Stack PHP is a HTTP Kernel Middleware Layer Framework for PHP similar to Ruby Rack or Node Connect. The below example uses PHP 5.4 code.

$app =  //HTTP Kernel core controller

$stack = (new \Stack\Builder)->push(
    '\SnapSearchClientPHP\StackInterceptor',
    new Interceptor(
        new Client('email', 'key'), 
        new Detector
    )->before_intercept(function($url){
        //before interception callback (optional and chainable)
    })->after_intercept(function($url, $response){
        //after interception callback (optional and chainable)
    }),
    function(array $response){

        //this callback is completely optional, it allows you to customise your response
        //the $response array comes from SnapSearch and contains [(string) 'status', (array) 'headers', (string) 'html']

        //remember $response['headers'] is in this format:
        //[
        //    [
        //        'name'  => 'Location',
        //        'value' => 'http://redirect.com/'
        //    ]
        //]
        //it's an array of arrays which contain name and value properties

        //it's recommended to not pass through all of the headers, due to possible encoding problems
        //your server will already output the necessary headers anyway
        //however we are passing through the location header if it exists
        $headers = array_filter($response['headers'], function($header){
            if(strtolower($header['name']) == 'location'){
                return true;
            }
            return false;
        });

        return [
            'status'    => $response['status'],
            'headers'   => $headers,
            'html'      => $response['html']
        ];

    },
    function($exception, $request){

        //this is the exception callback and it's completely optional
        //it will only be called if a SnapSearchException is raised
        //which only happens if SnapSearch's servers are temporarily offline
        //if there is an exception, this middleware will simply pass to the next layer
        //if you want to stop and inspect or log the actual exception, this is where you can do it

    }
);

$app = $stack->resolve($app);

$request  = Request::createFromGlobals();
$response = $app->handle($request)->send();
$app->terminate($request, $response);
//or just do this if you have Stack\run
//\Stack\run($app);

The $check_file_extensions boolean for the Detector constructor is available for applications that might serve static files. Usually the HTTP server serves up static files and these requests never get proxied to the application, this is why by default this boolean is false.

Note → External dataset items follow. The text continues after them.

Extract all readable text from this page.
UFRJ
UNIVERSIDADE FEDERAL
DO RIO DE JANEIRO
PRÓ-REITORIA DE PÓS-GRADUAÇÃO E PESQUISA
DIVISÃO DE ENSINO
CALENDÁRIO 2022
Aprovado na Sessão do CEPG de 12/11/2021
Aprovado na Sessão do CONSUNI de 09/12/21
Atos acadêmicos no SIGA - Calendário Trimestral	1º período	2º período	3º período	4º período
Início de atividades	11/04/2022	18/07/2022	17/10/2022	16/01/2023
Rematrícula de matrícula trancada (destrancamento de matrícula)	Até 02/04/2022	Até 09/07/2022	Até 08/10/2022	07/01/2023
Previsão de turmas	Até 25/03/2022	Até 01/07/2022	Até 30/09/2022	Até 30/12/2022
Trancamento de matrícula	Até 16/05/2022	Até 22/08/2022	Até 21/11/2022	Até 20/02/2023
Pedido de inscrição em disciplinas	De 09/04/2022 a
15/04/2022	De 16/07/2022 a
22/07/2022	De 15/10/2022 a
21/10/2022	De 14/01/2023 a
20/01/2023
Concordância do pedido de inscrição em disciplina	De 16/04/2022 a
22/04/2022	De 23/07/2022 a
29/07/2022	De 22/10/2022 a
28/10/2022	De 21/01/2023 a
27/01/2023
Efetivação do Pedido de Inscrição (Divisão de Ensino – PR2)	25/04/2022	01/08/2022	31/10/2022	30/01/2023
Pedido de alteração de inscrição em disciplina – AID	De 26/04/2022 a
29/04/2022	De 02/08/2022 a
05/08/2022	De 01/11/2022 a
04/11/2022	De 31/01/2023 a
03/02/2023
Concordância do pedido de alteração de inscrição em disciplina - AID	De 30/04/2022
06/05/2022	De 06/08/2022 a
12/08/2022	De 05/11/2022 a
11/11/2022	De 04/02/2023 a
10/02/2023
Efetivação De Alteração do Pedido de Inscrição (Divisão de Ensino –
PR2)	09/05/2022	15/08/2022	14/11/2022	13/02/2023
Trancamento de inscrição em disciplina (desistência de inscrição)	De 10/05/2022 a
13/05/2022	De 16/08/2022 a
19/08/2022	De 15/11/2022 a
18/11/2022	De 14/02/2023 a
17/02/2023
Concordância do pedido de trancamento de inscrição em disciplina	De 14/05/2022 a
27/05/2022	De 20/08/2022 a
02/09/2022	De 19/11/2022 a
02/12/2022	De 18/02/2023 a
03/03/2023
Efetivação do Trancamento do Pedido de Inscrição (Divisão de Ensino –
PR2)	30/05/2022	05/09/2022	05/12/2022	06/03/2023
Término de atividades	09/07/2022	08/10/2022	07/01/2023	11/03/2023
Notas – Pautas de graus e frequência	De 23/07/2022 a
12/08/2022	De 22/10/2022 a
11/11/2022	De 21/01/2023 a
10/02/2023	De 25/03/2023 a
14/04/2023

However in cases where it does serve up static files, you can switch this to true to prevent static files routes from being intercepted.

It can be more efficient or easier to blacklist routes which lead to static files instead. This has the advantage of allowing you to prevent routes that go to binary resources which may not end in specific file extensions. Such as streaming audio/video.

SnapSearchClientPHP can of course be used in other areas such as javascript enhanced scraping, so it doesn't force you to put it at the entry point if you're using it for other purposes. In that case just use the SnapSearchPHP\Client to send requests to the SnapSearch API.

Proxies

SnapSearch-Client-PHP uses the Symfony HTTP Foundation Request Object as an abstraction of the HTTP request. This allows you considerable flexibility and constructing the HTTP request especially when you're behind a reverse proxy such as a load balancer. If you are behind a reverse proxy, certain information such as the request protocol is not where it is normally. You can configure the Symfony HTTP Foundation Request Object to handle these edge cases, and simply pass your instance into the Detector. See this for more information: http://symfony.com/doc/current/components/http_foundation/trusting_proxies.html

Development

Install/update dependencies with composer:

composer update

Make your changes, synchronise, then create a new tag:

git tag MAJOR.MINOR.PATCH
git push
git push --tags

Packagist is integrated in the Github Service Hooks, it will automatically release the new package.

Tests

Unit tests are written using Codeception. Codeception has already been bootstrapped (codecept bootstrap). To run tests use codecept run or codecept run --debug for debug messages. If you change the Codeception configuration files or add extra functions to the helpers make sure to run codecept build so that the settings take effect.